It’s not about YOU.
It’s not about ME.
It’s about the writing.
When it comes to naming fictional characters it doesn’t matter what you like, or what name has the best “meaning”, or how many syllables the name has. What matters is what name best suits the character, best suits the story, and best suits the world of the story.
This past week I saw a writer in a tizzy because someone, hereafter known as Hater, complained because her character’s name did not have some hidden meaning. Seriously? I told the writer that Hater’s gonna hate, and just ignore it.
A hidden meaning is only a “bonus”, it’s not a necessity. It’s much more important to name your grandmother character something like Nanna Bitsy rather than something like Grandma Aphrodite because “Aphrodite stands for love, and it stands for the grandmother being the one person who embodies love for the main character.”
Now, I would suggest you check that the name for the character that embodies love in your story doesn’t have a name that means hate, or destruction, or death. But the character doesn’t need to have a name with “meaning”.

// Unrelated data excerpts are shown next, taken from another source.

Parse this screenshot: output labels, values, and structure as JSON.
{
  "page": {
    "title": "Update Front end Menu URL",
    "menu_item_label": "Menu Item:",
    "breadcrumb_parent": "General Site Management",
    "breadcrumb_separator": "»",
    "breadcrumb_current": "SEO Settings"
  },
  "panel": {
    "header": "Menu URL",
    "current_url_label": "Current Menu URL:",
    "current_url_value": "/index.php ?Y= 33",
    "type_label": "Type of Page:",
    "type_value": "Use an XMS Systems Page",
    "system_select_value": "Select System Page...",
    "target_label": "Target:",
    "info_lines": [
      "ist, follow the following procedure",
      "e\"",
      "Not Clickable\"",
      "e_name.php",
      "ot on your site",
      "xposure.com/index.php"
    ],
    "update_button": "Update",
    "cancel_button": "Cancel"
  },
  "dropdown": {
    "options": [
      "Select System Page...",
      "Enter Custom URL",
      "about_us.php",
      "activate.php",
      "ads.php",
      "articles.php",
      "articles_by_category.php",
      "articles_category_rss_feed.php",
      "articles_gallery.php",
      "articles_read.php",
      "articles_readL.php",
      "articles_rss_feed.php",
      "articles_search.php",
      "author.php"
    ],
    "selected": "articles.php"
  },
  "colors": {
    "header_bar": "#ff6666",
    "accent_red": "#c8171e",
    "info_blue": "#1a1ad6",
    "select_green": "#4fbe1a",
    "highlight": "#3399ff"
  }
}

The other thing the character doesn’t need is a name that you like. And the character especially doesn’t need the name that you wanted to give to your baby but your husband wouldn’t let you.

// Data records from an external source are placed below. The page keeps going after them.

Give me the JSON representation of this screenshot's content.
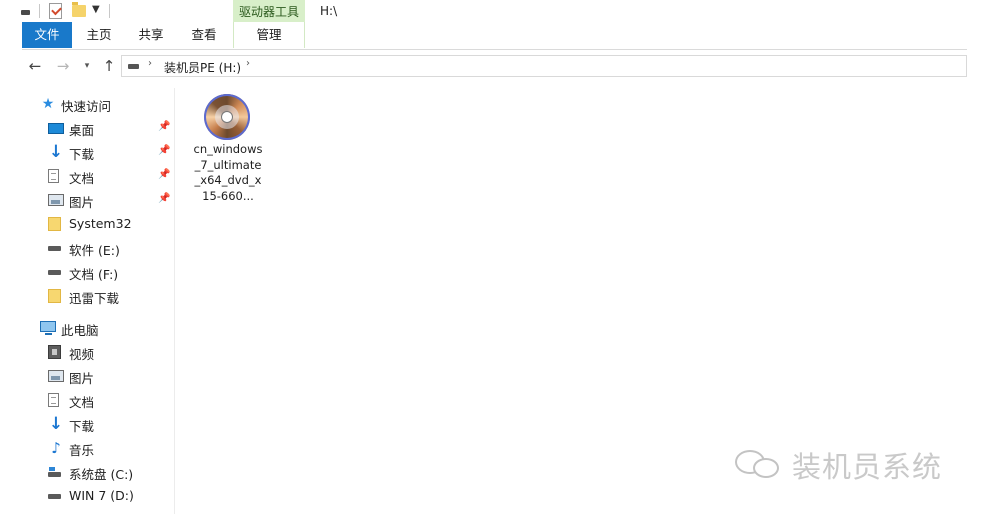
{
  "titlebar": {
    "tools_tab_label": "驱动器工具",
    "window_title": "H:\\"
  },
  "ribbon": {
    "tabs": [
      {
        "label": "文件"
      },
      {
        "label": "主页"
      },
      {
        "label": "共享"
      },
      {
        "label": "查看"
      },
      {
        "label": "管理"
      }
    ]
  },
  "address": {
    "location": "装机员PE (H:)"
  },
  "sidebar": {
    "quick_access_label": "快速访问",
    "quick_items": [
      {
        "label": "桌面",
        "icon": "desktop-icon",
        "pinned": true
      },
      {
        "label": "下载",
        "icon": "download-icon",
        "pinned": true
      },
      {
        "label": "文档",
        "icon": "document-icon",
        "pinned": true
      },
      {
        "label": "图片",
        "icon": "picture-icon",
        "pinned": true
      },
      {
        "label": "System32",
        "icon": "folder-icon",
        "pinned": false
      },
      {
        "label": "软件 (E:)",
        "icon": "drive-icon",
        "pinned": false
      },
      {
        "label": "文档 (F:)",
        "icon": "drive-icon",
        "pinned": false
      },
      {
        "label": "迅雷下载",
        "icon": "folder-icon",
        "pinned": false
      }
    ],
    "this_pc_label": "此电脑",
    "pc_items": [
      {
        "label": "视频",
        "icon": "video-icon"
      },
      {
        "label": "图片",
        "icon": "picture-icon"
      },
      {
        "label": "文档",
        "icon": "document-icon"
      },
      {
        "label": "下载",
        "icon": "download-icon"
      },
      {
        "label": "音乐",
        "icon": "music-icon"
      },
      {
        "label": "系统盘 (C:)",
        "icon": "system-drive-icon"
      },
      {
        "label": "WIN 7 (D:)",
        "icon": "drive-icon"
      }
    ]
  },
  "files": [
    {
      "name": "cn_windows_7_ultimate_x64_dvd_x15-660...",
      "icon": "disc-image-icon"
    }
  ],
  "watermark": {
    "text": "装机员系统"
  },
  "colors": {
    "file_tab": "#1979ca",
    "tools_tab": "#d8efc9",
    "pin": "#8a8a8a"
  }
}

Your character is not your baby. Your character is a person who will not be held back by any arbitrary limits you place on him or her (if your character is just a puppet then your story is going to suck).

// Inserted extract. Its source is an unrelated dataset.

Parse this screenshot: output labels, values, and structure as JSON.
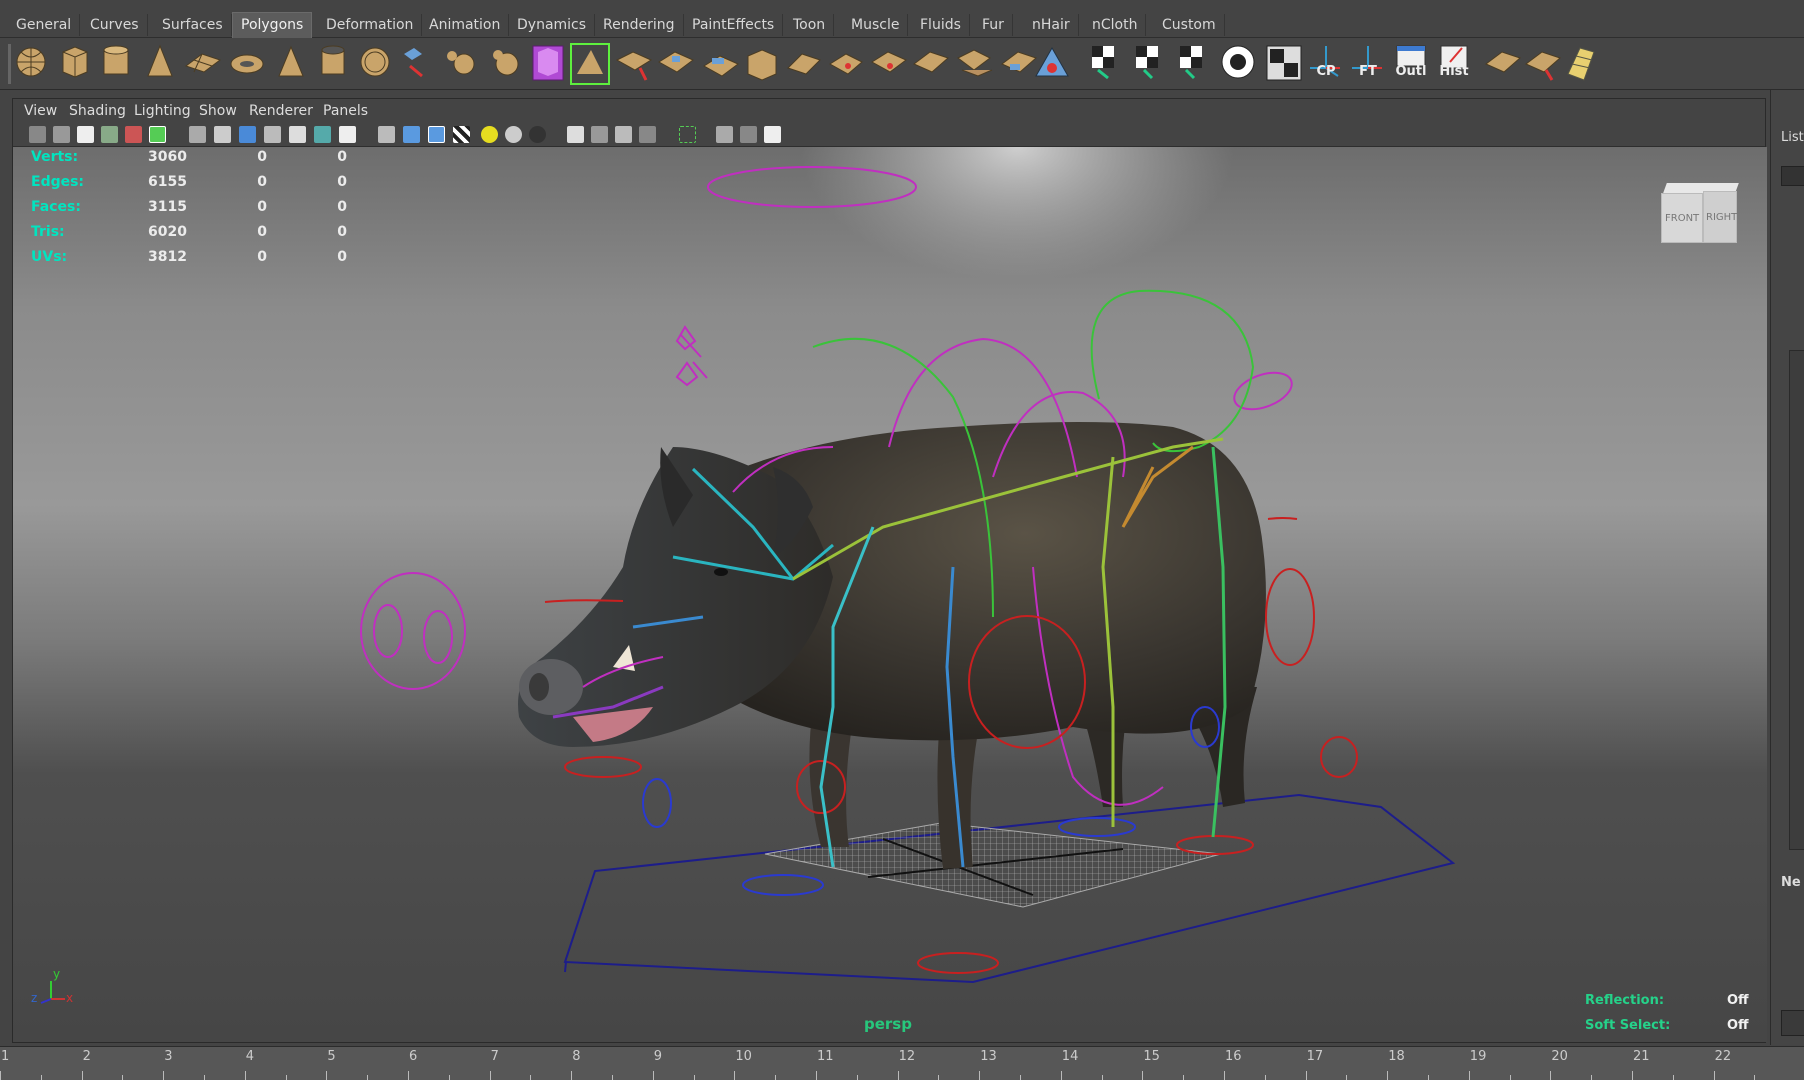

And, you know what? The readers don’t really care what you like. If you like the name Hampus and give it to your hero/love interest, the readers will not care that it is your favorite name, or your great grandfather’s name, or that it means “bright home”; readers will care that it looks like Ham Pus and sounds like Ham Poos and isn’t at all appropriate for your wild west cowboy.
A romance novel hero needs a sexy name (like Luke, or Jake, or Gabriel, or any of the 12 names that almost every romance novel hero has), and his lady needs a slightly unusual feminine name or maybe even an everyday name that will make her relatable.
A cowboy needs a strong name that may be reminiscent of nature or survival (like Colt or Archer).
The name you chose should tell your reader who the character is (this is Andy, the friend-guy, and this is Armando, the love interest), and not what you like (this is Al, a guy in this story with the name of the son I never had after 3 girls and a tubal ligation).
Don’t be blinded by your own preferences (Johanna is the most beautiful name in the world so all my heroines will be named Johanna), or give in to Hater (Hater is a bully). Just name your character a name that helps the reader understand him or her, and let the name serve the story.
That’s the one thing that matters most: That the reader is able to get into your story, your writing, your world, and your characters.